Dinas Kesehatan Kota Bekasi melaporkan sebanyak 22 orang menjadi korban dalam insiden kebakaran besar di Stasiun Pengisian Bulk Elpiji (SPBE) PT Indogas Andalan Kita, Jalan Cinyosog, Mustikajaya, yang terjadi pada Rabu (1/4/2026) malam.
Data terbaru yang dilansir dari Megapolitan menyebutkan bahwa dari total puluhan korban tersebut, lima orang di antaranya dinyatakan meninggal dunia setelah sempat mendapatkan perawatan intensif di rumah sakit akibat luka yang diderita.
Kepala Dinas Kesehatan Kota Bekasi Satia Sriwijayanti Anggraini mengonfirmasi bahwa saat ini masih terdapat enam pasien yang menjalani perawatan di beberapa fasilitas kesehatan berbeda. Sebelas korban lainnya dilaporkan telah menjalani rawat jalan.

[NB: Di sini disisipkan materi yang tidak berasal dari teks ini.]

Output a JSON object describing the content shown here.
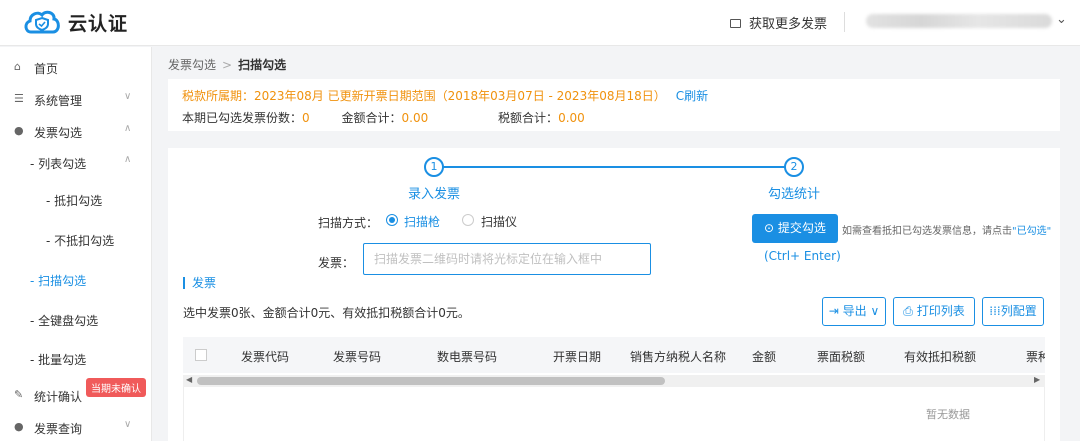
{
  "app": {
    "name": "云认证"
  },
  "header": {
    "more_invoices": "获取更多发票"
  },
  "sidebar": {
    "items": [
      {
        "label": "首页",
        "icon": "home-icon"
      },
      {
        "label": "系统管理",
        "icon": "settings-icon"
      },
      {
        "label": "发票勾选",
        "icon": "check-circle-icon"
      },
      {
        "label": "- 列表勾选"
      },
      {
        "label": "- 抵扣勾选"
      },
      {
        "label": "- 不抵扣勾选"
      },
      {
        "label": "- 扫描勾选"
      },
      {
        "label": "- 全键盘勾选"
      },
      {
        "label": "- 批量勾选"
      },
      {
        "label": "统计确认",
        "icon": "edit-icon"
      },
      {
        "label": "发票查询",
        "icon": "search-icon"
      }
    ],
    "badge": "当期未确认"
  },
  "breadcrumb": {
    "parent": "发票勾选",
    "current": "扫描勾选"
  },
  "notice": {
    "period_line": "税款所属期：2023年08月 已更新开票日期范围（2018年03月07日 - 2023年08月18日）",
    "refresh": "C刷新",
    "count_label": "本期已勾选发票份数：",
    "count_value": "0",
    "amount_label": "金额合计：",
    "amount_value": "0.00",
    "tax_label": "税额合计：",
    "tax_value": "0.00"
  },
  "steps": [
    {
      "num": "1",
      "label": "录入发票"
    },
    {
      "num": "2",
      "label": "勾选统计"
    }
  ],
  "form": {
    "scan_label": "扫描方式：",
    "option_gun": "扫描枪",
    "option_scanner": "扫描仪",
    "selected": "扫描枪",
    "invoice_label": "发票：",
    "invoice_placeholder": "扫描发票二维码时请将光标定位在输入框中"
  },
  "actions": {
    "submit": "提交勾选",
    "hint_prefix": "如需查看抵扣已勾选发票信息，请点击",
    "hint_link": "\"已勾选\"",
    "shortcut": "(Ctrl+ Enter)"
  },
  "table_section": {
    "title": "发票",
    "summary": "选中发票0张、金额合计0元、有效抵扣税额合计0元。",
    "export": "导出",
    "print": "打印列表",
    "columns_config": "列配置",
    "columns": [
      "发票代码",
      "发票号码",
      "数电票号码",
      "开票日期",
      "销售方纳税人名称",
      "金额",
      "票面税额",
      "有效抵扣税额",
      "票种"
    ],
    "empty_text": "暂无数据"
  },
  "colors": {
    "accent": "#1a8fe3",
    "warning": "#f0920e",
    "badge": "#f05a5a"
  }
}
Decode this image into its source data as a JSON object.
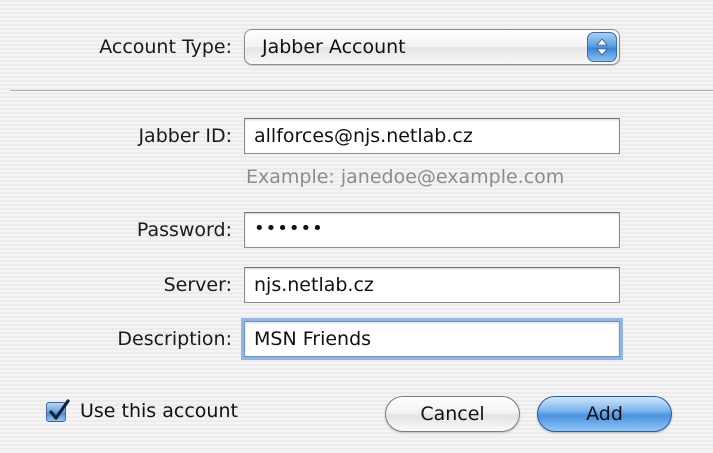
{
  "account_type": {
    "label": "Account Type:",
    "selected": "Jabber Account"
  },
  "form": {
    "jabber_id": {
      "label": "Jabber ID:",
      "value": "allforces@njs.netlab.cz",
      "hint": "Example: janedoe@example.com"
    },
    "password": {
      "label": "Password:",
      "value": "••••••"
    },
    "server": {
      "label": "Server:",
      "value": "njs.netlab.cz"
    },
    "description": {
      "label": "Description:",
      "value": "MSN Friends"
    }
  },
  "use_account": {
    "label": "Use this account",
    "checked": true
  },
  "buttons": {
    "cancel": "Cancel",
    "add": "Add"
  },
  "colors": {
    "accent": "#4d92df",
    "hint_text": "#8c8c8c"
  },
  "icons": {
    "popup_stepper": "up-down-arrows-icon",
    "checkbox": "checkmark-icon"
  }
}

"Tiga pasien di RSCM, dua di RSUD Chasbullah Abdul Madjid Kota Bekasi, and satu di RSUD Bantargebang," ujar Satia saat dikonfirmasi melalui pesan, Jumat (17/4/2026).
Adapun identitas lima korban yang meninggal dunia adalah Kosasih, Aulia Putri Budiasti, Sapta Prihantono, Suyadi, dan Djaimun. Para korban tersebut mengembuskan napas terakhir dalam rentang waktu yang berbeda antara 5 April hingga 16 April 2026.
Terkait perkembangan hukum, pihak Kepolisian Resor Metro Bekasi Kota masih terus mendalami penyebab pasti dari ledakan dan kebakaran yang menghanguskan hampir seluruh area pengisian gas tersebut.
"Sekarang masih dalam pemeriksaan terkait penyebab ataupun kelalaian, masih berproses," kata Kusumo.
Kapolres Metro Bekasi Kota Kombes Pol Kusumo Wahyu Bintoro menegaskan bahwa operasional di lokasi kejadian masih dihentikan sepenuhnya sejak malam kejadian. Pihak manajemen perusahaan disebut bersikap kooperatif selama proses pengambilan keterangan oleh tim penyidik.
"Semuanya juga memberikan data-data. Saat ini saksi yang diperiksa sudah cukup banyak, dari masyarakat sekitar maupun pihak SPBE," ujarnya.
Dampak kebakaran ini juga meluas hingga ke pemukiman di sekitar lahan SPBE seluas 2.000 meter persegi tersebut. Verifikasi pemerintah setempat menunjukkan 41 kepala keluarga terdampak secara langsung oleh musibah ini.
Kerusakan fisik mencakup dua unit kios, satu lapak rongsok, satu tempat usaha nasi goreng, sebuah warung kopi, serta satu bangunan mushala yang mengalami kerusakan pada skala ringan.